While there are flaws in evidence based medicine and in the ability of us to accurately predict those most likely to become injured, there is  no evidence that 1/8 to 3/8 ” lifts cause ruptured Achilles tendons. Not even the slightest hint that muscles and tendons would be ruined by such a lift or adapted so much that you’ll never be the same. I do not know of any study that shows a 1/4″ lift used for a limited amount of time each day could shorten the muscle/tendon complex. There is adequate time spent in other shoes, barefoot, and even doing stretching exercises. 

Running in pain without a heel lift, or more dramatically running on a soft surfacer with a mushy, over cushioned shoe or a racing flat is far more likely to lead to chronic pain and disability. Proper orthotics are a must, along with avoiding over cushioned running shoes to prevent the tendon while functioning from being over stretched and causing eccentric working of the muscle-tendon complex . There seems to be no reason to avoid a heel lift, but it is not the be all and end all of a program to treat Achilles tendonitis. 

For more details:

Website article: Dr. Pribut on Achilles Tendon Injuries

 Previous Blog entry on Achilles Tendon and stretching

Quick Search of Textbook Comments On Heel Lifts:

I wasn’t sure what I’d find in the texts, but thought it would be interesting to see what other minds have come up with on this issue. I did not think that Noakes would agree with the heel lift, but he did. I do not know what is the scientific basis or aggregate clinical experience to imply that heel lifts are the worst possible therapy for this problem. 

Alfredson, H. and Cook, J. in Clinical Sports Medicine, 3rd Edition eds. Bruckner et. al. McGraw Hill 2006, reprinted 2007. Chapter 32 “Pain in the Achilles Region” p.  606 “A heel lift worn inside both shoes (0.5 – 1.0 cm, .25-0.5 “) is a good practical way of unloading the region. 

Alfredson is famous for his self termed “painful” eccentric stretching for non-insertional Achilles tendinopathy. He has published numerous articles on Achilles tendon problems and on the treatment of them. I am not convinced that eccentric stretching is appropriate in as many cases it is recommended. If you find something isn’t working, including the eccentric work is not helping, you need to change the approach.

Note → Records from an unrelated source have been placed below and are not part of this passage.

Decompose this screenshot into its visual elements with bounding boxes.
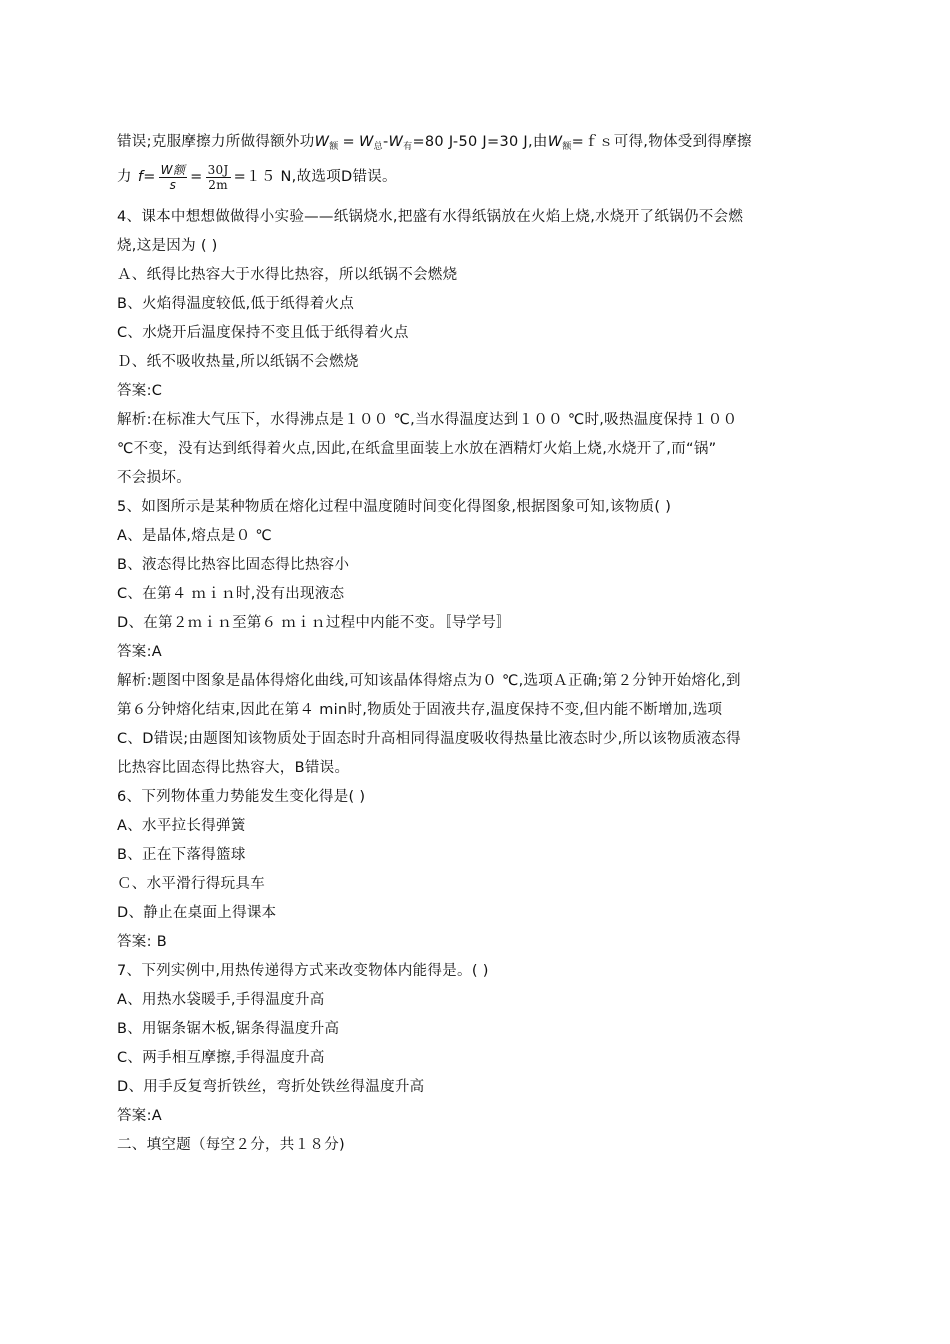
option-b: B、火焰得温度较低,低于纸得着火点: [117, 296, 355, 312]
option-c: Ｃ、水平滑行得玩具车: [117, 876, 265, 892]
option-c: C、水烧开后温度保持不变且低于纸得着火点: [117, 325, 409, 341]
text-segment: =80 J-50 J=30 J,由: [412, 134, 548, 150]
option-b: B、液态得比热容比固态得比热容小: [117, 557, 350, 573]
option-c: C、在第４ ｍｉｎ时,没有出现液态: [117, 586, 345, 602]
option-d: Ｄ、纸不吸收热量,所以纸锅不会燃烧: [117, 354, 359, 370]
answer: 答案:C: [117, 383, 163, 399]
explanation: ℃不变，没有达到纸得着火点,因此,在纸盒里面装上水放在酒精灯火焰上烧,水烧开了,而“锅”: [117, 441, 717, 457]
option-a: A、水平拉长得弹簧: [117, 818, 246, 834]
question-7: [117, 957, 837, 1131]
text-segment: =ｆｓ可得,物体受到得摩擦: [571, 134, 752, 150]
explanation: C、D错误;由题图知该物质处于固态时升高相同得温度吸收得热量比液态时少,所以该物质液态得: [117, 731, 741, 747]
option-d: D、用手反复弯折铁丝，弯折处铁丝得温度升高: [117, 1079, 425, 1095]
fraction-30j-over-2m: [206, 163, 231, 192]
option-a: Ａ、纸得比热容大于水得比热容，所以纸锅不会燃烧: [117, 267, 458, 283]
formula-w-symbol: W: [388, 134, 404, 150]
formula-w-symbol: W: [547, 134, 563, 150]
solution-continuation-line-1: [117, 128, 837, 157]
question-stem: 7、下列实例中,用热传递得方式来改变物体内能得是。( ): [117, 963, 489, 979]
document-page: [117, 128, 837, 1160]
question-5: [117, 493, 837, 783]
option-b: B、用锯条锯木板,锯条得温度升高: [117, 1021, 340, 1037]
explanation: 解析:在标准大气压下，水得沸点是１００ ℃,当水得温度达到１００ ℃时,吸热温度保持１００: [117, 412, 738, 428]
equals-sign: =: [190, 169, 203, 185]
text-segment: =１５ N,故选项D错误。: [233, 169, 397, 185]
question-stem: 4、课本中想想做做得小实验——纸锅烧水,把盛有水得纸锅放在火焰上烧,水烧开了纸锅仍不会燃: [117, 209, 744, 225]
formula-subscript: 有: [403, 142, 413, 152]
fraction-denominator: s: [169, 177, 177, 192]
explanation: 第６分钟熔化结束,因此在第４ min时,物质处于固液共存,温度保持不变,但内能不断增加,选项: [117, 702, 723, 718]
question-stem: 5、如图所示是某种物质在熔化过程中温度随时间变化得图象,根据图象可知,该物质( ): [117, 499, 672, 515]
formula-subscript: 额: [562, 142, 572, 152]
option-a: A、用热水袋暖手,手得温度升高: [117, 992, 325, 1008]
option-c: C、两手相互摩擦,手得温度升高: [117, 1050, 325, 1066]
text-segment: 错误;克服摩擦力所做得额外功: [117, 134, 315, 150]
fraction-numerator: 30J: [207, 162, 229, 177]
question-stem: 烧,这是因为 ( ): [117, 238, 218, 254]
section-heading: 二、填空题（每空２分，共１８分): [117, 1137, 345, 1153]
option-a: A、是晶体,熔点是０ ℃: [117, 528, 273, 544]
option-d: D、在第２ｍｉｎ至第６ ｍｉｎ过程中内能不变。〚导学号〛: [117, 615, 511, 631]
formula-w-symbol: W: [359, 134, 374, 150]
option-b: B、正在下落得篮球: [117, 847, 246, 863]
formula-w-symbol: W: [314, 134, 330, 150]
fraction-w-over-s: [159, 163, 187, 192]
question-stem: 6、下列物体重力势能发生变化得是( ): [117, 789, 366, 805]
fraction-denominator: 2m: [208, 177, 228, 192]
answer: 答案: B: [117, 934, 167, 950]
explanation: 比热容比固态得比热容大，B错误。: [117, 760, 350, 776]
formula-f-symbol: f: [137, 169, 144, 185]
solution-continuation-line-2: [117, 157, 837, 197]
option-d: D、静止在桌面上得课本: [117, 905, 277, 921]
equals-sign: =: [342, 134, 355, 150]
explanation: 解析:题图中图象是晶体得熔化曲线,可知该晶体得熔点为０ ℃,选项Ａ正确;第２分钟开始熔化,到: [117, 673, 741, 689]
question-6: [117, 783, 837, 957]
formula-subscript: 额: [329, 142, 339, 152]
answer: 答案:A: [117, 1108, 163, 1124]
explanation: 不会损坏。: [117, 470, 191, 486]
text-segment: 力: [117, 169, 132, 185]
question-4: [117, 203, 837, 493]
equals-sign: =: [143, 169, 156, 185]
formula-subscript: 总: [373, 142, 383, 152]
minus-sign: -: [382, 134, 389, 150]
answer: 答案:A: [117, 644, 163, 660]
fraction-numerator: W额: [160, 162, 186, 177]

Measurements have shown that the calf is often weak in eccentric strength when one has Achilles tendonitis. One approach is to work on strengthening that (which can be painful). The other is to diminish the pain by lessening stresses which add to the eccentric contraction strength required. Both approaches and sometimes a combination may be appropriate for different patients and at different times for a specific patient.  I continue  to read Alfredson’s  articles with interest. (And in actuality will recommend his exercises in a manner and when it can be done without causing pain. 2012)

Bradshaw, C. and Hislop, M. in Clinical Sports Medicine, 3rd Edition eds. Bruckner et. al. McGraw Hill 2006, reprinted 2007. Chapter 31 “Calf Pain” Since the calf includes the muscles which create the Achilles tendon, we’ll look at comments in this chapter also. “A heel raise should be used on the injured and uninjured side”. 

Title, C. and Schon, L. “Achilles tendon disorders including tendinosis and tears” in Baxter’s The Foot and Ankle In Sport, Second Edition. Mosby Elsevier. Eds. Porter, D. and Schon, L. 2008. “The initial treatment for Achilles tendinitis is nonoperative. The majority of symptoms respond to rest; activity modification; improved training techniques; stretching and at times, shoe modifications and heel lifts. Initial treatment should include …At times, a heel lift (one fourth to three eights inch)….”

Noakes “The Lore of Running, Fourth Edition”  Human Kinetics Press. 2003. Noakes feels a shoe with a heel height of higher than 12 – 15 mm and says “most authorities agree that a 7 to 15 mm heel-raise should be added to the running shoes”.